In this Challenge, you are asked to use the data manipulation and visualization tools you’ve learned to interrogate a dataset. Your write-up will be in the form of an Rmarkdown document and the associated PDF file. This document explains the Challenge, and also serves as a template to get you started with Rmarkdown and ggplot2. The source is here. Open the source file with Rstudio. You can edit it and knit it into a PDF file. Use the help provided by Rstudio to learn about Rmarkdown.

U.S. mortality data

The following codes download the data and load it into the R session.

library(ggplot2)
library(plyr)
library(reshape2)
library(magrittr)

course.url <- "https://kinglab.eeb.lsa.umich.edu/202/data"
datafile <- paste(course.url,"mortality_us.rds",sep='/')
download.file(datafile,destfile="./mortality_us.rds",mode="wb")
readRDS("mortality_us.rds") -> mort

The data are numbers of deaths in the U.S., by year, age group, and cause. In addition, the number of individuals of each age group each year is given. The data come from the U.S. Centers for Disease Control and Prevention (link to data).

Specific instructions

  1. Formulate an interesting question that you might try to answer with these data.
  2. State your question as clearly as possible.
  3. Design and execute a visualization to shed light on the question.
  4. Explain your reasoning and your calculation carefully.
  5. Interpret your visualization in terms of your question.
  6. Upload your write-up to the course canvas site. Include both .Rmd and .pdf files.
  7. After you’ve uploaded your write-up, perform peer review of another student’s.
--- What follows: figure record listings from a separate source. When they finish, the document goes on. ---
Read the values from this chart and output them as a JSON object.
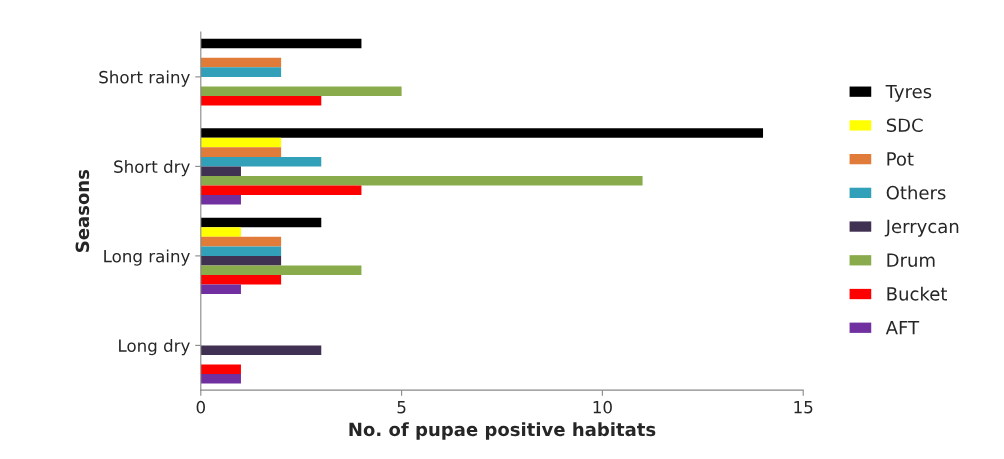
{
  "chart_data": {
    "type": "bar",
    "orientation": "horizontal",
    "xlabel": "No. of pupae positive habitats",
    "ylabel": "Seasons",
    "categories": [
      "Short rainy",
      "Short dry",
      "Long rainy",
      "Long dry"
    ],
    "series": [
      {
        "name": "Tyres",
        "color": "#000000",
        "values": [
          4,
          14,
          3,
          null
        ]
      },
      {
        "name": "SDC",
        "color": "#ffff00",
        "values": [
          null,
          2,
          1,
          null
        ]
      },
      {
        "name": "Pot",
        "color": "#e07b39",
        "values": [
          2,
          2,
          2,
          null
        ]
      },
      {
        "name": "Others",
        "color": "#31a0b8",
        "values": [
          2,
          3,
          2,
          null
        ]
      },
      {
        "name": "Jerrycan",
        "color": "#403152",
        "values": [
          null,
          1,
          2,
          3
        ]
      },
      {
        "name": "Drum",
        "color": "#8aab4b",
        "values": [
          5,
          11,
          4,
          null
        ]
      },
      {
        "name": "Bucket",
        "color": "#ff0000",
        "values": [
          3,
          4,
          2,
          1
        ]
      },
      {
        "name": "AFT",
        "color": "#7030a0",
        "values": [
          null,
          1,
          1,
          1
        ]
      }
    ],
    "xlim": [
      0,
      15
    ],
    "xticks": [
      0,
      5,
      10,
      15
    ],
    "grid": false,
    "legend": "right"
  }
}
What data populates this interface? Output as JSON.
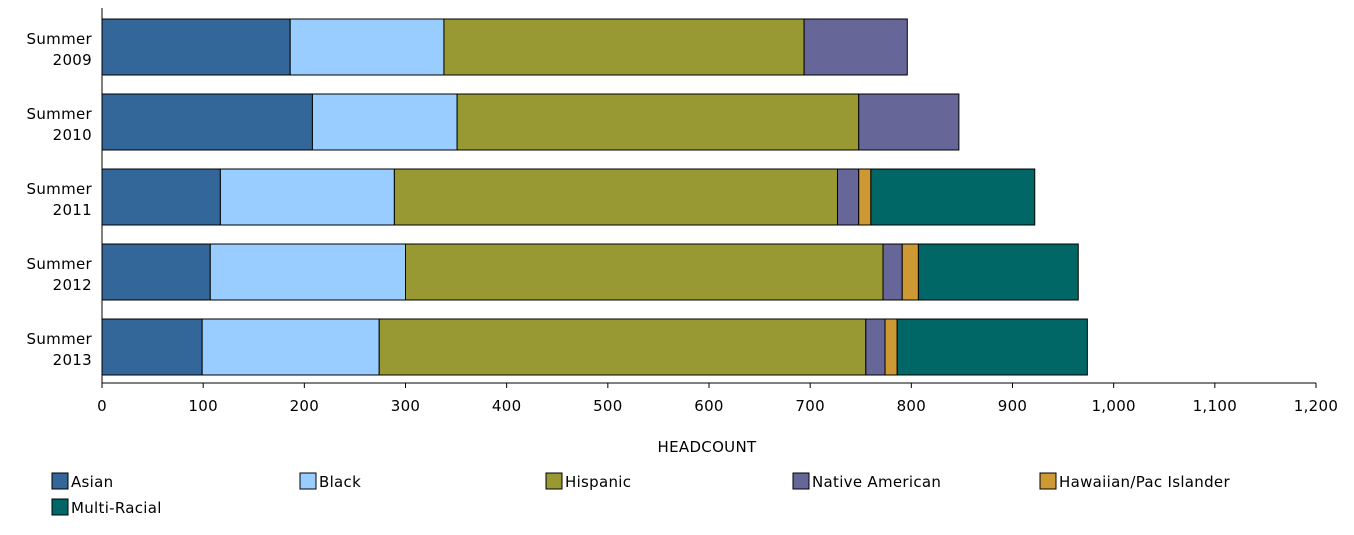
{
  "chart_data": {
    "type": "bar",
    "orientation": "horizontal",
    "stacked": true,
    "title": "",
    "xlabel": "HEADCOUNT",
    "ylabel": "",
    "xlim": [
      0,
      1200
    ],
    "xticks": [
      0,
      100,
      200,
      300,
      400,
      500,
      600,
      700,
      800,
      900,
      1000,
      1100,
      1200
    ],
    "xtick_labels": [
      "0",
      "100",
      "200",
      "300",
      "400",
      "500",
      "600",
      "700",
      "800",
      "900",
      "1,000",
      "1,100",
      "1,200"
    ],
    "grid": false,
    "legend_position": "bottom",
    "categories": [
      [
        "Summer",
        "2009"
      ],
      [
        "Summer",
        "2010"
      ],
      [
        "Summer",
        "2011"
      ],
      [
        "Summer",
        "2012"
      ],
      [
        "Summer",
        "2013"
      ]
    ],
    "series": [
      {
        "name": "Asian",
        "color": "#336699",
        "values": [
          186,
          208,
          117,
          107,
          99
        ]
      },
      {
        "name": "Black",
        "color": "#99CCFF",
        "values": [
          152,
          143,
          172,
          193,
          175
        ]
      },
      {
        "name": "Hispanic",
        "color": "#999933",
        "values": [
          356,
          397,
          438,
          472,
          481
        ]
      },
      {
        "name": "Native American",
        "color": "#666699",
        "values": [
          102,
          99,
          21,
          19,
          19
        ]
      },
      {
        "name": "Hawaiian/Pac Islander",
        "color": "#CC9933",
        "values": [
          0,
          0,
          12,
          16,
          12
        ]
      },
      {
        "name": "Multi-Racial",
        "color": "#006666",
        "values": [
          0,
          0,
          162,
          158,
          188
        ]
      }
    ]
  }
}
To help you get started, the figure below gives an example. What insights can you glean from it?

Dealing with errors

Sometimes you have an error that you would like to display, perhaps because you seek advice in understanding and remediating it. By setting the error chunk option to TRUE, you enable display of the error message without crashing knitr. For example:

ddply(mort,~cause+age,summarize,pop=sum(Pop))
## Error in eval(cols[[col]], .data, parent.frame()): object 'Pop' not found

(The Rmarkdown source shows how this is achieved.)


Important Note: You will turn in each draft of your report via the course Canvas site. Upload both the Rmarkdown document and a PDF version of your report. Choose the filenames according to the following formula: Challenge_X-Y.Z where X is the challenge problem number (here, 1), Y is the draft number (1, 2, or 3), and Z is the appropriate extension (.Rmd or .pdf).